The Inflation Reduction Act (IRA) is subsidizing renewable energy projects through hundreds of billions in loans and tax breaks. There’s only one problem: the power grid already can’t accommodate the number of wind and solar projects waiting to be hooked up. More taxpayer-sponsored wind turbines and solar panels won’t be of much use in replacing fossil fuels or adding generating capacity if they can’t deliver power to consumers.

Projects must apply for interconnection so utilities can plan for the cost of grid upgrades and new equipment. For wind turbines and solar fields, developers and utilities must often embark on expensive upgrades to add more long-distance, high-capacity transmission lines and substations to deliver power to where it is needed. 

As of the end of 2022, more than 1,300 gigawatts of wind and solar projects are already seeking connection to the grid. To put that into context: CNBC reports that the current installed capacity of the grid is only 1,250 gigawatts. The projects currently waiting to be connected would generate more power than currently exists in the grid.

The IRA’s tax incentives and loan programs are likely to lengthen wait times. Renewable projects by nature generate less power and so it takes more of them—“six, seven, eight, nine, 10 different projects”—to add the same amount of energy to the grid as a single natural gas project.

Overwhelmed utilities are leaving households holding the bag for solar installations that have to wait months to connect to the grid. A resident near Morrison, Colorado, told a local reporter in February that she had been waiting since September 2022 to get her $30,000 solar panels connected to the grid. It will be awfully hard to meet the Biden administration’s goal to increase community solar deployment by 700% in 2025 if homeowners can’t offset the costs of installation by generating electricity.

Commercial wind and solar projects aren’t faring better. A recent report by the Lawrence Berkeley National Laboratory found that only 20% of wind and 14% of solar projects requesting interconnection between 2000-2017 were completed as of 2022. Wait times have ballooned as well: “The typical project built in 2022 took 5 years from the interconnection request to commercial operations, compared to 3 years in 2015 and <2 years in 2008.” 

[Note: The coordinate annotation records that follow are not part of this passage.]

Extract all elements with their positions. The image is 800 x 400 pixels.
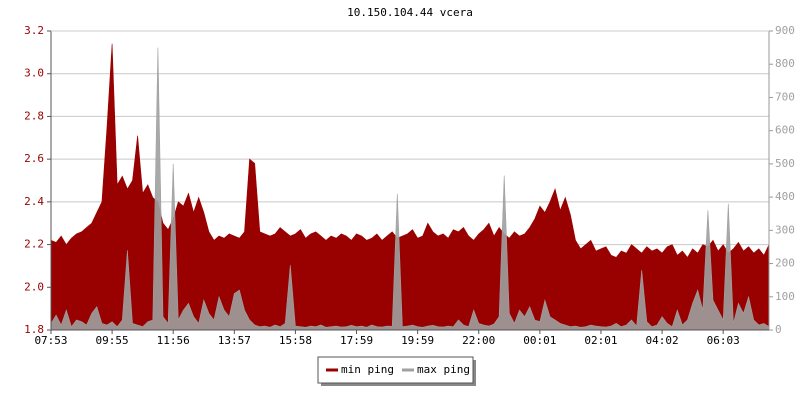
x-tick-label: 09:55 [96, 334, 129, 347]
x-tick-label: 06:03 [707, 334, 740, 347]
chart-title: 10.150.104.44 vcera [347, 6, 473, 19]
legend-items: min ping max ping [326, 363, 470, 376]
x-tick-label: 04:02 [646, 334, 679, 347]
legend [317, 356, 474, 384]
legend-label: min ping [341, 363, 394, 376]
y2-tick-label: 600 [775, 124, 795, 137]
legend-label: max ping [417, 363, 470, 376]
area [50, 47, 770, 331]
y2-tick-label: 100 [775, 290, 795, 303]
y2-tick-label: 500 [775, 157, 795, 170]
plot: 1.8 2.0 2.2 2.4 2.6 2.8 3.0 3.2 0 100 200 300 400 500… [24, 24, 795, 347]
y-tick-label: 2.2 [24, 238, 44, 251]
x-tick-label: 11:56 [157, 334, 190, 347]
y-tick-label: 3.2 [24, 24, 44, 37]
x-tick-label: 13:57 [218, 334, 251, 347]
x-tick-label: 15:58 [279, 334, 312, 347]
y-tick-label: 1.8 [24, 323, 44, 336]
area [50, 43, 770, 331]
y-tick-label: 2.0 [24, 280, 44, 293]
x-tick-label: 02:01 [584, 334, 617, 347]
y2-tick-label: 300 [775, 223, 795, 236]
y-tick-label: 2.4 [24, 195, 44, 208]
y2-tick-label: 0 [775, 323, 782, 336]
y2-tick-label: 700 [775, 90, 795, 103]
y2-tick-label: 400 [775, 190, 795, 203]
y2-tick-label: 900 [775, 24, 795, 37]
x-tick-label: 07:53 [34, 334, 67, 347]
y-tick-label: 2.6 [24, 152, 44, 165]
x-tick-label: 17:59 [340, 334, 373, 347]
y-tick-label: 3.0 [24, 67, 44, 80]
y-tick-label: 2.8 [24, 109, 44, 122]
y2-tick-label: 200 [775, 257, 795, 270]
x-tick-label: 22:00 [462, 334, 495, 347]
x-tick-label: 00:01 [523, 334, 556, 347]
x-tick-label: 19:59 [401, 334, 434, 347]
y2-tick-label: 800 [775, 57, 795, 70]
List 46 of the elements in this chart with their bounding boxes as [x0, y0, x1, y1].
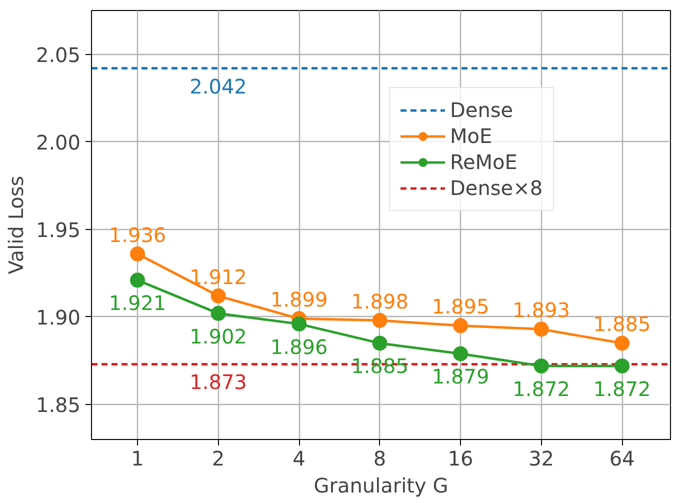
point [372, 312, 388, 328]
data-label: 1.902 [190, 324, 247, 348]
y-axis-title: Valid Loss [4, 176, 28, 274]
data-label: 1.899 [270, 288, 328, 312]
x-tick-label: 16 [448, 446, 474, 470]
data-label: 1.921 [108, 291, 166, 316]
point [210, 288, 226, 304]
x-tick-label: 2 [212, 446, 225, 470]
x-axis-title: Granularity G [314, 474, 448, 498]
data-label: 1.912 [190, 264, 247, 289]
annotation: 1.873 [190, 370, 247, 394]
point [534, 358, 549, 374]
data-label: 1.898 [351, 289, 408, 314]
point [614, 358, 630, 374]
data-label: 1.879 [432, 364, 490, 389]
x-tick-label: 8 [373, 446, 386, 470]
point [130, 272, 146, 288]
data-label: 1.896 [270, 334, 328, 359]
legend-label: Dense×8 [450, 176, 543, 200]
y-tick-label: 2.00 [36, 130, 80, 154]
point [292, 316, 307, 332]
x-tick-label: 1 [131, 446, 144, 470]
legend-label: MoE [450, 124, 492, 148]
legend-label: Dense [450, 98, 514, 122]
point [534, 322, 549, 337]
point [453, 346, 468, 362]
x-tick-label: 32 [528, 446, 554, 470]
data-label: 1.872 [512, 376, 570, 401]
annotation: 2.042 [190, 74, 247, 98]
data-label: 1.893 [512, 298, 570, 322]
x-tick-label: 64 [609, 446, 635, 470]
x-tick-label: 4 [292, 446, 306, 470]
data-label: 1.895 [432, 294, 490, 319]
data-label: 1.872 [593, 376, 651, 401]
point [372, 336, 388, 351]
data-label: 1.936 [108, 222, 166, 247]
y-tick-label: 1.90 [36, 305, 80, 330]
point [210, 306, 226, 321]
legend-label: ReMoE [450, 150, 518, 174]
point [453, 318, 468, 334]
point [130, 246, 146, 262]
y-tick-label: 1.95 [36, 218, 80, 242]
y-tick-label: 2.05 [36, 42, 80, 67]
data-label: 1.885 [593, 312, 651, 336]
point [614, 336, 630, 351]
y-tick-label: 1.85 [36, 392, 80, 417]
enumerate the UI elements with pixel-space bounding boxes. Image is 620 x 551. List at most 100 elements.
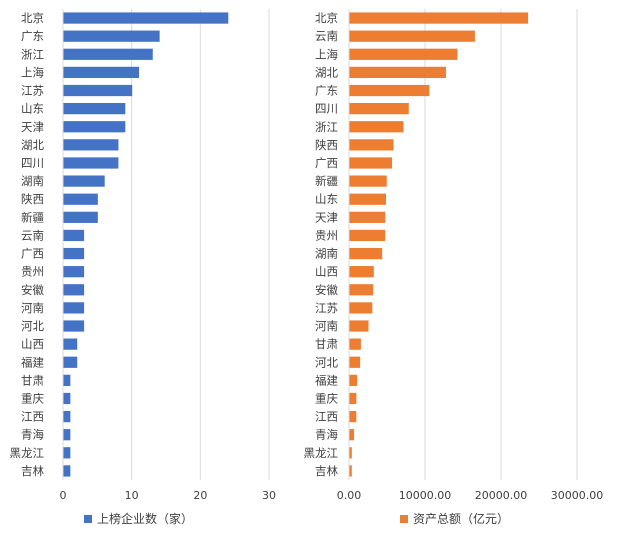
bar — [63, 429, 71, 441]
category-label: 北京 — [21, 11, 44, 25]
category-label: 青海 — [315, 428, 338, 442]
x-tick-label: 30 — [262, 489, 276, 502]
category-label: 广西 — [21, 247, 44, 261]
bar — [349, 211, 386, 223]
bar — [349, 392, 357, 405]
category-label: 新疆 — [21, 210, 44, 224]
bar — [349, 121, 404, 133]
category-label: 四川 — [315, 102, 338, 116]
category-label: 山东 — [315, 192, 338, 206]
bar — [63, 338, 78, 350]
bar — [349, 465, 352, 477]
chart-panel-total-assets: 0.00 10000.00 20000.00 30000.00 北京云南上海湖北广东四川… — [304, 9, 603, 526]
category-label: 山西 — [21, 337, 44, 351]
category-label: 湖南 — [315, 247, 338, 261]
category-label: 浙江 — [315, 120, 338, 134]
bar — [349, 266, 374, 278]
bar — [63, 175, 105, 187]
bar — [63, 410, 71, 423]
category-label: 江苏 — [21, 84, 44, 98]
category-label: 山东 — [21, 102, 44, 116]
bar — [63, 211, 98, 223]
bar — [63, 447, 71, 459]
bar — [63, 284, 85, 296]
category-label: 陕西 — [21, 192, 44, 206]
bar — [63, 121, 126, 133]
category-label: 安徽 — [21, 283, 44, 297]
category-label: 黑龙江 — [304, 446, 339, 460]
category-label: 甘肃 — [21, 373, 44, 387]
bar — [349, 356, 361, 368]
bar — [349, 48, 458, 60]
category-label: 云南 — [315, 29, 338, 43]
bar — [349, 139, 394, 151]
legend-label: 上榜企业数（家） — [97, 511, 193, 526]
bar — [63, 320, 85, 332]
bar — [349, 320, 369, 332]
bar — [349, 374, 358, 386]
bar — [349, 229, 386, 242]
chart-panel-company-count: 0 10 20 30 北京广东浙江上海江苏山东天津湖北四川湖南陕西新疆云南广西贵州安徽河… — [10, 9, 276, 526]
bar — [63, 374, 71, 386]
bar — [349, 429, 355, 441]
category-label: 江西 — [315, 410, 338, 424]
category-label: 黑龙江 — [10, 446, 45, 460]
category-label: 甘肃 — [315, 337, 338, 351]
bar — [63, 356, 78, 368]
bar — [63, 30, 160, 42]
bar — [349, 247, 383, 260]
category-label: 广东 — [315, 84, 338, 98]
category-label: 山西 — [315, 265, 338, 279]
category-label: 四川 — [21, 156, 44, 170]
category-label: 重庆 — [315, 391, 338, 405]
x-tick-label: 0.00 — [337, 489, 362, 502]
legend-swatch — [400, 515, 408, 523]
bar — [349, 338, 361, 350]
bar — [63, 157, 119, 169]
category-label: 吉林 — [21, 464, 44, 478]
category-label: 陕西 — [315, 138, 338, 152]
category-label: 重庆 — [21, 391, 44, 405]
category-label: 上海 — [315, 47, 338, 61]
bar — [63, 193, 98, 205]
category-label: 新疆 — [315, 174, 338, 188]
category-label: 浙江 — [21, 47, 44, 61]
category-label: 广东 — [21, 29, 44, 43]
bar — [63, 302, 85, 314]
bar — [63, 66, 140, 79]
category-label: 天津 — [315, 210, 338, 224]
bar — [349, 103, 409, 115]
bar — [63, 139, 119, 151]
bar — [349, 30, 475, 42]
bar — [63, 247, 85, 260]
category-label: 云南 — [21, 228, 44, 242]
category-label: 福建 — [21, 355, 44, 369]
category-label: 安徽 — [315, 283, 338, 297]
category-label: 河北 — [315, 355, 338, 369]
x-tick-label: 0 — [60, 489, 67, 502]
category-label: 湖南 — [21, 174, 44, 188]
bar — [349, 157, 393, 169]
bar — [349, 84, 430, 97]
category-label: 贵州 — [21, 265, 44, 279]
bar — [349, 12, 529, 24]
category-label: 湖北 — [21, 138, 44, 152]
bar — [349, 193, 386, 205]
bar — [349, 410, 357, 423]
category-label: 贵州 — [315, 228, 338, 242]
category-label: 江西 — [21, 410, 44, 424]
bar — [349, 175, 387, 187]
bar — [63, 266, 85, 278]
bar — [349, 302, 373, 314]
bar — [63, 48, 153, 60]
bar — [63, 392, 71, 405]
category-label: 河南 — [21, 301, 44, 315]
bar — [63, 465, 71, 477]
category-label: 江苏 — [315, 301, 338, 315]
x-tick-label: 20000.00 — [475, 489, 528, 502]
category-label: 北京 — [315, 11, 338, 25]
category-label: 青海 — [21, 428, 44, 442]
bar — [349, 66, 447, 79]
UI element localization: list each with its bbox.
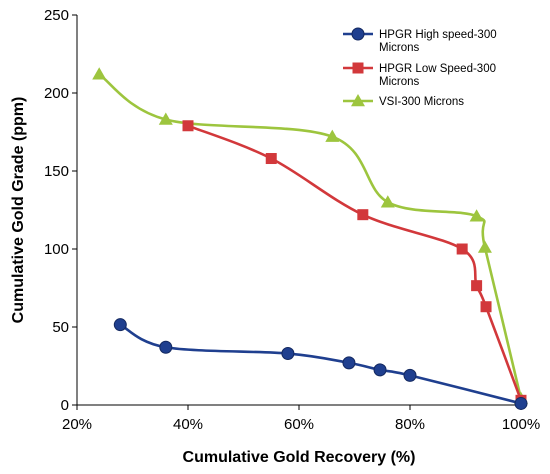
data-point (325, 129, 340, 142)
data-point (480, 301, 492, 313)
x-ticks: 20% 40% 60% 80% 100% (62, 405, 540, 433)
x-tick-label: 80% (395, 416, 425, 433)
x-tick-label: 40% (173, 416, 203, 433)
legend-marker (351, 27, 365, 41)
y-tick-label: 200 (44, 85, 69, 102)
series-3 (92, 67, 528, 405)
x-tick-label: 20% (62, 416, 92, 433)
data-point (469, 209, 484, 222)
x-axis-title: Cumulative Gold Recovery (%) (183, 449, 416, 466)
data-point (456, 243, 468, 255)
data-point (373, 363, 387, 377)
y-tick-label: 100 (44, 241, 69, 258)
legend: HPGR High speed-300 Microns HPGR Low Speed… (343, 27, 497, 108)
data-point (403, 368, 417, 382)
data-point (113, 318, 127, 332)
data-point (158, 112, 173, 125)
legend-marker (351, 94, 365, 107)
data-point (281, 347, 295, 361)
y-tick-label: 0 (61, 397, 69, 414)
y-tick-label: 250 (44, 7, 69, 24)
data-point (471, 280, 483, 292)
y-ticks: 0 50 100 150 200 250 (44, 7, 77, 414)
data-point (342, 356, 356, 370)
data-point (159, 340, 173, 354)
data-point (477, 240, 492, 253)
legend-label: VSI-300 Microns (379, 96, 464, 108)
data-point (380, 195, 395, 208)
plot-area: 20% 40% 60% 80% 100% 0 50 100 150 200 250 (44, 7, 540, 433)
y-axis-title: Cumulative Gold Grade (ppm) (10, 97, 27, 324)
series-line (119, 323, 522, 405)
y-tick-label: 50 (52, 319, 69, 336)
data-point (182, 120, 194, 132)
y-tick-label: 150 (44, 163, 69, 180)
legend-label: HPGR Low Speed-300 Microns (379, 63, 496, 88)
data-point (265, 153, 277, 165)
series-line (187, 124, 523, 401)
data-point (357, 209, 369, 221)
series-1 (113, 318, 528, 410)
data-point (92, 67, 107, 80)
series-layer (92, 67, 528, 410)
data-point (514, 396, 528, 410)
legend-label: HPGR High speed-300 Microns (379, 29, 497, 54)
legend-marker (352, 62, 364, 74)
x-tick-label: 60% (284, 416, 314, 433)
x-tick-label: 100% (502, 416, 540, 433)
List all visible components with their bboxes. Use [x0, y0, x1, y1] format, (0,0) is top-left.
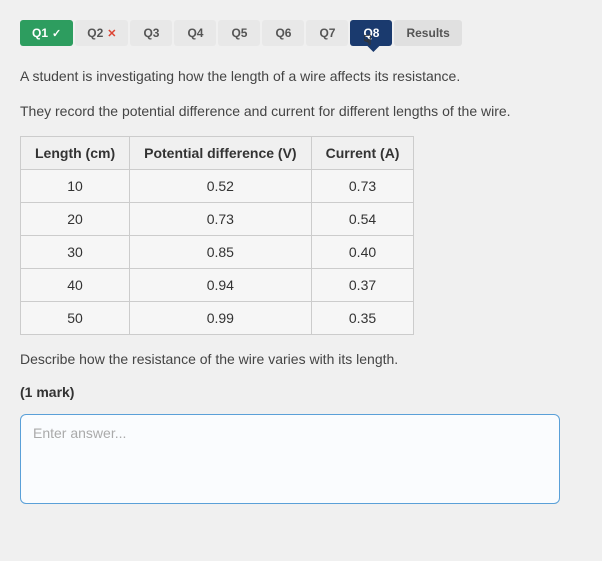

Despite ample tax incentives in effect under the IRA—which has been predicted to cost three times more than the Treasury’s initial $270 billion estimate—American Electric Power plans to sell off its unregulated renewables portfolio for $1.5 billion by the end of July. The move is an attempt to “de-risk.” Who could have guessed that renewable energy was a risky business, despite guaranteed subsidies and promised market share from the current administration?

When only one in five energy projects successfully runs the gauntlet to connect to the grid, there’s a problem. The IRA’s uncapped tax incentives are likely to significantly overrun government cost estimates, but if it does succeed in increasing the number of wind and solar power projects, it will only be adding to interconnection backups.